Making the Internet Safer for The African Child – Africa Week of Action For COP (#AWA4COP)
Making the Internet Safer for The African Child – Africa Week of Action For COP (#AWA4COP)
2 years ago
Press Releases
By: Admin

Making the Internet Safer for The African Child – Africa Week of Action For COP (#AWA4COP)

The third edition of the African Telecommunication Union (ATU) and Child Online Africa (COA) Africa Week of Action for Child Online Protection (AWA4COP) is here. Running under the theme: Making the Internet Safer for the African Child, it will focus on creating awareness among African countries on how stakeholders could contribute to making the Internet better for ALL. This is intended to run for 4 years to enable ATU/COA explore all available opportunities to thoroughly engage stakeholders across board to contribute and guarantee that the African child’s well-being is safeguarded both online and offline. This week of action running from today 6th through to the 11th of June 2022 will be climaxed with the Day of the African Child organized by the African Union.

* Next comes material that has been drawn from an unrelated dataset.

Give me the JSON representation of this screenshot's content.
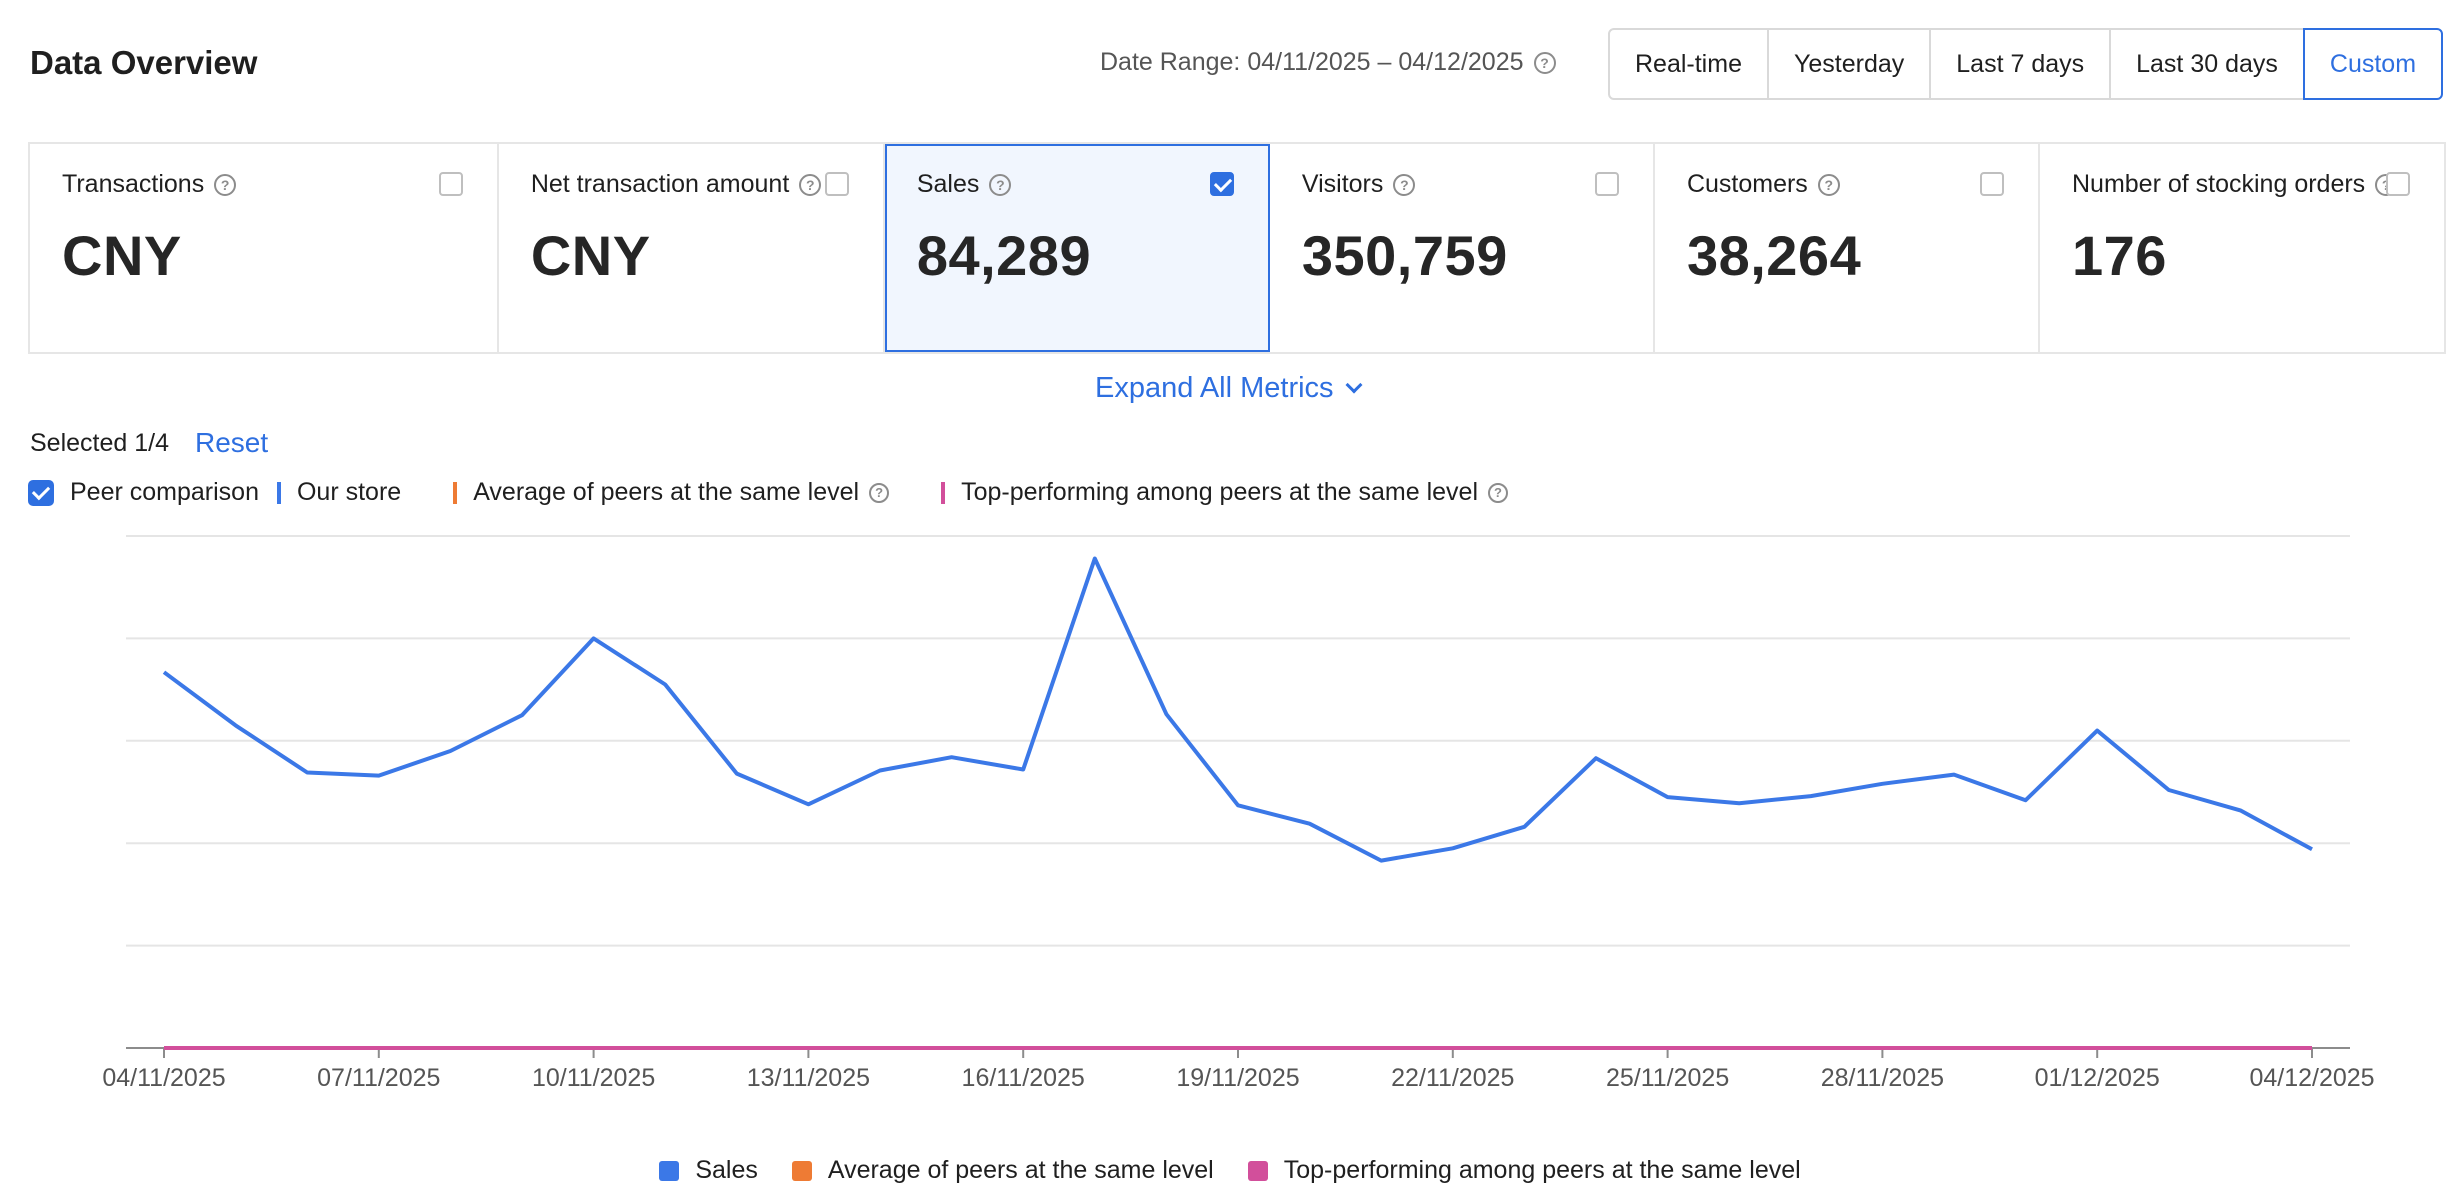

The Child Online Protection (COP) Initiative is a multi-stakeholder network launched by the International Telecommunication Union (a specialized agency of the United Nations responsible for all matters related to information and communication technologies) It brings together children, parents and educators, as well as stakeholders in the ICT industry and policymakers, to create a safe and empowering online experience for children and young people around the world.

As we prepare to observe the Day of the Africa Child (#DAC2022) the African Telecommunications Union, Child Online Africa and partners deem it necessary to bring the attention of all the need to mainstream digital safety in offline programmes while discussing strategies to make the Internet Safer for African children. Numerous reports such as this example show the abuse of the African child is on the rise: “One of my friends had a friend on Facebook and asked her to [snap a] naked [picture of] herself and send [it] to him. Because she did not do [what he asked], he ended up videoing himself and sent her a nude video. Because she blocked [him] . . . he ended up writing bad things about her on Facebook and photoshopped her picture on a nude form. (Jessica)”- World Vision International 2020.

As enshrined in the Aspiration 7 of the Agenda 2040, we as Africans have a duty of care to protect, provide and empower the African Child to participate in the Digital environment without being subjected to any form of abuse.

For this year’s edition therefore, Child Online Africa and African Telecommunication Union are urging African countries to take a second look at the Aspiration 7 of the Agenda 2040:” Every child is protected against violence, exploitation, neglect and abuse.” with a special focus on virtual abuse while acting on Child Online Protection Guidelines as a solid foundation on which Governments can develop inclusive, multi-stakeholder national strategies for online child protection.

We call on every stakeholder in addition to last year’s recommendations to join the speed race of the world to educate young people about the potential harms of the online world. A race to keep predators away from our children. It is the race of care to ensure regulations are aligned with the threat; that as they allow for evolutions and revolutions in technology they safeguard the rights of every digital citizen.

Together we can make the African Child Benefit from technology which is free from harm.